A predictive model is designed to be run again and again so that the relationship identified in the training set can be utilized to make predictions based on new data that is fed into the model. Therefore the data is selected primarily based on how available it will be to run through models in the future. In many modern day contexts this often means predictive models are restricted to only use data that are in connected sources, readily available and pre-formatted to work with the model. In addition, usually the primary goal is accurate prediction, and so any data that helps improve the accuracy of the prediction is in play (although there should usually be a healthy discussion on the trade off between accuracy and inductive bias in predictive models).
2. Modelling techniques used (interpretable or ‘black box’)
For an explanatory model, modelling techniques that lend themselves well to interpretation are critical. Control of insight is of supreme importance in an explanatory model. In Logistic Regression, odds ratios can help us understand the degree to which an input variable influences the dependent variable.
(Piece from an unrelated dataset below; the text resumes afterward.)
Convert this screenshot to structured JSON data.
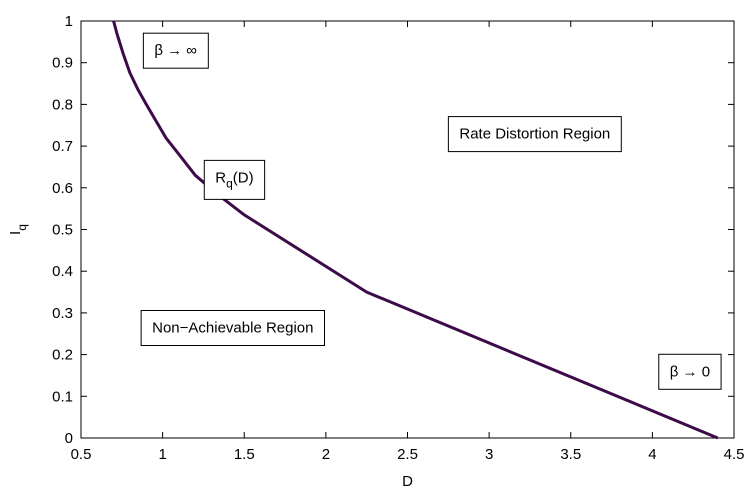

Simpler decision tree models can have useful explanatory purpose, because they can help identify and quantify the impact of certain decision points on the result.
Predictive modelling has little regard for interpretability. You may have heard the term ‘black box model’ to describe a model which maximizes predictive power but is far too complex in nature to tease out the influence of the individual input factors. Neural networks are quite common black box models. They are highly complex under the hood and make decisions based on many hundreds or thousands of simulated and interconnected neurons, each one acting on a behavior learned from the training set.
3. Measuring the performance of the model (fit versus accuracy)
Explanatory models are judged primarily by the insights they produce and their overall goodness of fit. The goodness of fit is a measure of the closeness between the expected values of the dependent variable and the actual observed values. It is possible, and indeed quite common, for an explanatory model to to generate valuable insights even if the overall fit is poor — this is quite common for example in the field of social sciences that I work primarily in. Typical measures used in the results of explanatory modelling include odds ratios, R-squareds (incl pseudo R-squareds), chi-squared tests and G-tests.
Predictive models live or die based on their accuracy. Accuracy measurement usually involves a calculation of the error in a regression model, or the tradeoff between true positives and false positives in a classification model. Measures such as mean absolute error and root mean squared error will typically be used to describe how well a regression model makes predictions. Precision, recall, the area under an ROC curve or the F1-score (for imbalanced models) are more typical measures used for evaluating predictive accuracy.
I have learned the habit over the years of putting myself in the shoes of the lemonade stand owner. Am I interested in the lemonade or the lemons? It’s a really good habit which I hope you can pick up.